Alexander Trocchi, a Parigi elaborò al fianco di Guy Debord e Jacqueline de Jong le tesi rivoluzionarie e i primi manifesti di quella che sarebbe presto diventata l’Internazionale Situazionista. Nelle riunioni semiclandestine sulla riva sinistra della Senna veniva predisposta la technique du coupe du monde, una presa non cruenta del potere planetario attraverso la lenta infiltrazione nei mezzi di produzione culturale di massa. Per anni ancora, ben oltre la plausibilità dei suoi piani, Trocchi portò in dibattiti e pubblicazioni sui due continenti il suo Sigma Project, quella che sul numero della rivista dell’Internazionale Situazionista uscito nel gennaio 1963 lui prospettava come l’insurrezione invisibile di un milione di menti. “Il colpo di stato mondiale deve essere culturale nel più vasto senso del termine. Con i suoi mille tecnici, Trotsky occupò i viadotti e i ponti e gli snodi telefonici e le centrali elettriche. La polizia, vittima delle convenzioni, contribuì alla sua brillante impresa montando la guardia ai vecchi chiusi nel Cremlino. Loro stessi non avevano avuto la necessaria elasticità mentale per cogliere che la loro presenza nelle tradizionali sedi del governo era irrilevante. La Storia li aveva aggirati. Trotsky aveva le stazioni ferroviarie e le centrali elettriche, e all’atto pratico il “governo” veniva chiuso fuori dalla Storia da parte delle sue stesse guardie. Così l’insurrezione culturale deve impossessarsi delle reti della comunicazione e delle centrali della mente”. Per la presa dei mezzi di produzione culturali i tecnici silenziosi avrebbero dovuto essere un milione, e il nome del progetto, il sigma simbolo algebrico della somma, voleva forse contenere anche l’enorme forza dell’unione.

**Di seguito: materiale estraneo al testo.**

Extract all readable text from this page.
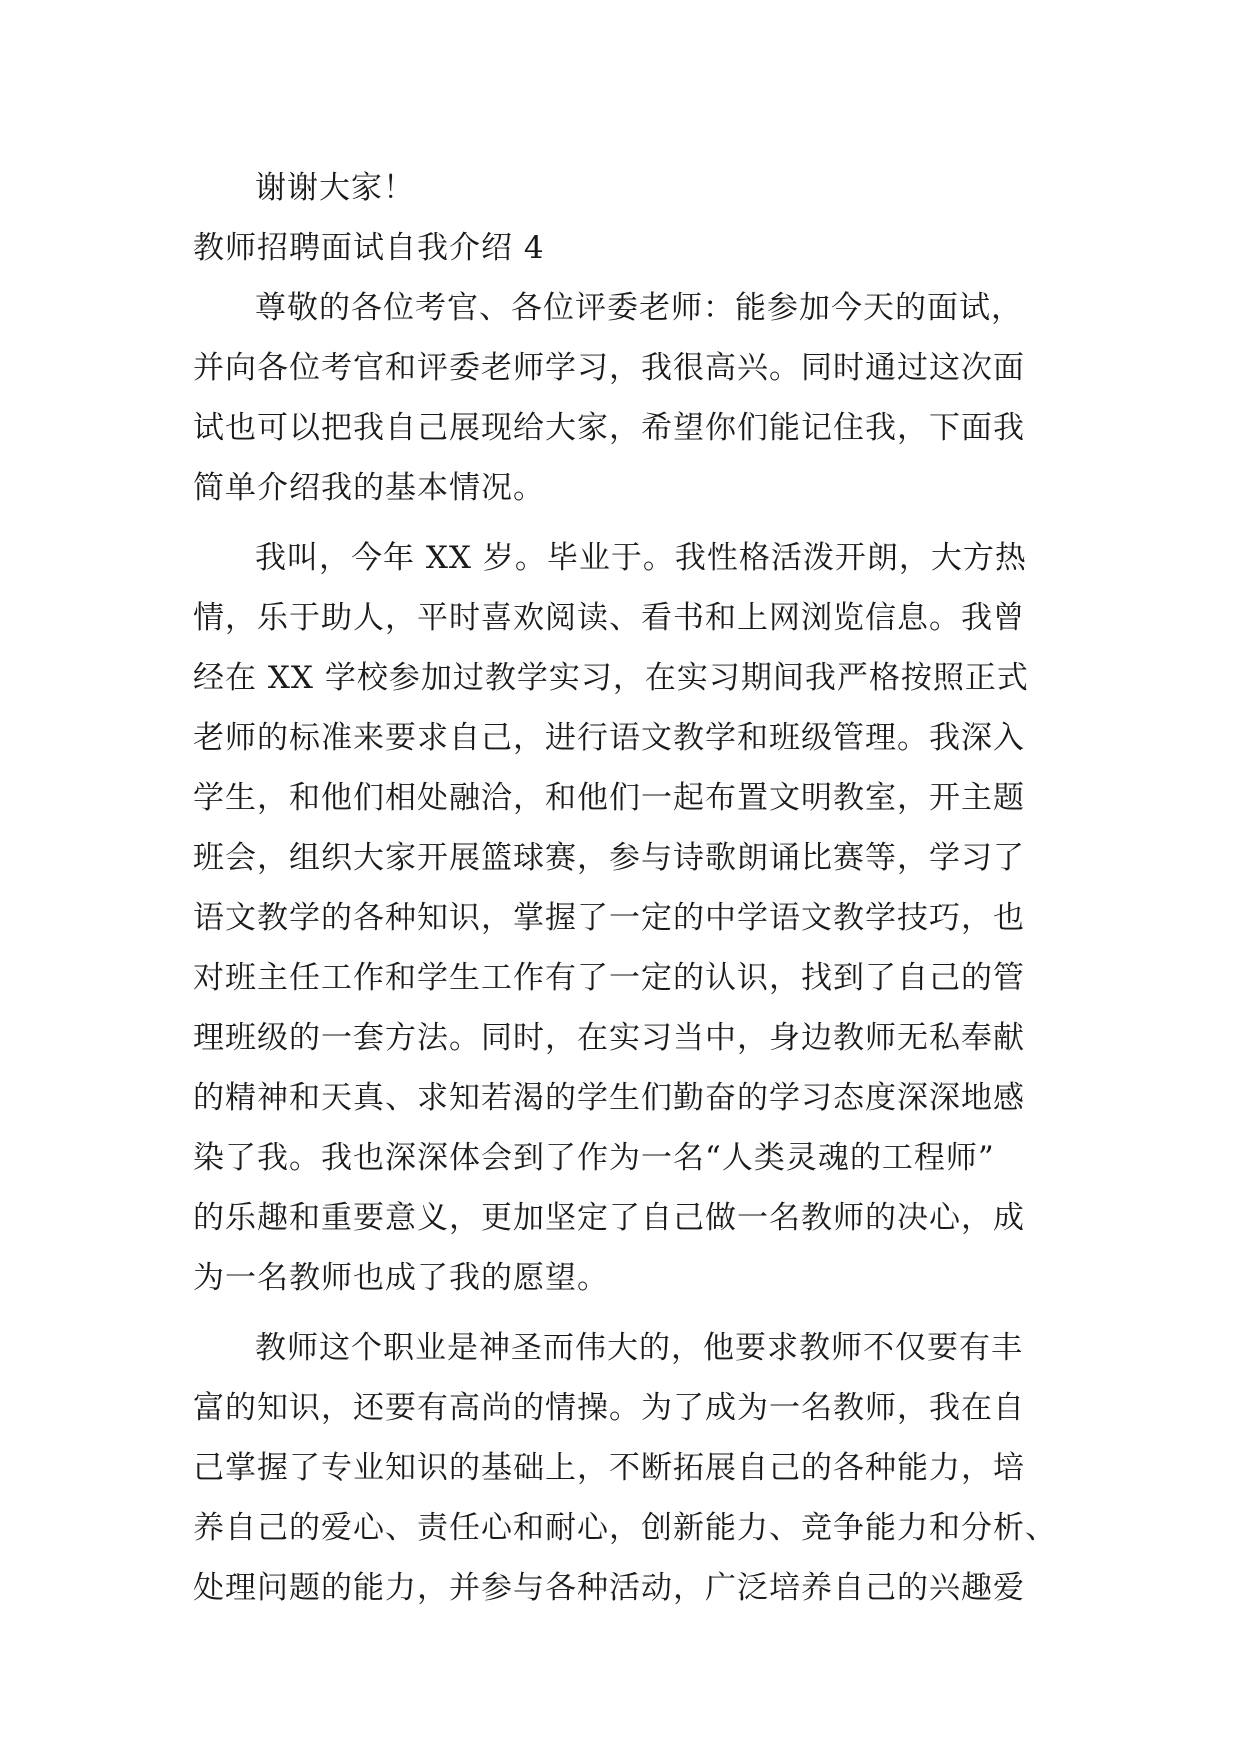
谢谢大家！
教师招聘面试自我介绍 4
尊敬的各位考官、各位评委老师：能参加今天的面试，
并向各位考官和评委老师学习，我很高兴。同时通过这次面
试也可以把我自己展现给大家，希望你们能记住我，下面我
简单介绍我的基本情况。
我叫，今年 XX 岁。毕业于。我性格活泼开朗，大方热
情，乐于助人，平时喜欢阅读、看书和上网浏览信息。我曾
经在 XX 学校参加过教学实习，在实习期间我严格按照正式
老师的标准来要求自己，进行语文教学和班级管理。我深入
学生，和他们相处融洽，和他们一起布置文明教室，开主题
班会，组织大家开展篮球赛，参与诗歌朗诵比赛等，学习了
语文教学的各种知识，掌握了一定的中学语文教学技巧，也
对班主任工作和学生工作有了一定的认识，找到了自己的管
理班级的一套方法。同时，在实习当中，身边教师无私奉献
的精神和天真、求知若渴的学生们勤奋的学习态度深深地感
染了我。我也深深体会到了作为一名“人类灵魂的工程师”
的乐趣和重要意义，更加坚定了自己做一名教师的决心，成
为一名教师也成了我的愿望。
教师这个职业是神圣而伟大的，他要求教师不仅要有丰
富的知识，还要有高尚的情操。为了成为一名教师，我在自
己掌握了专业知识的基础上，不断拓展自己的各种能力，培
养自己的爱心、责任心和耐心，创新能力、竞争能力和分析、
处理问题的能力，并参与各种活动，广泛培养自己的兴趣爱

La rivoluzione culturale si sarebbe contemporaneamente impadronita delle università, ne avrebbe ridisegnato la funzione e i metodi. “Le burocrazie delle università si mescolano con la burocrazia di stato, vi si specchiano in piccolo. […] Le università sono divenute fabbriche per la produzione di funzionari qualificati. Il sistema competitivo incoraggia le tattiche diligenti, ben oliate, quelle più plausibili. È certamente una sofferenza e forse perfino un pericolo per uno studente interessarsi profondamente alla sua materia, o dovrà sempre essere pronto a dimostrare le sue competenze; gli studenti nelle nostre università sono talmente occupati a esercitarsi nell’apparenza che si incontra raramente qualcuno che si preoccupi della realtà. L’intero sistema è un esiziale anacronismo. […] L’Università Spontanea – un luogo dove inventare efficaci moduli comportamentali, dove gli allievi possano imparare come dovremo essere se dovremo essere e fare insieme. […] La secessione unanime delle menti più vitali è la sola risposta. Il basilare cambiamento di condotta descritto finora deve accadere. STA ACCADENDO. Il nostro problema è rendere gli uomini consci di questo fatto, e ispirarli a partecipare. L’uomo deve prendere il controllo del suo futuro: solo così potrà mai sperare di ereditare la Terra”.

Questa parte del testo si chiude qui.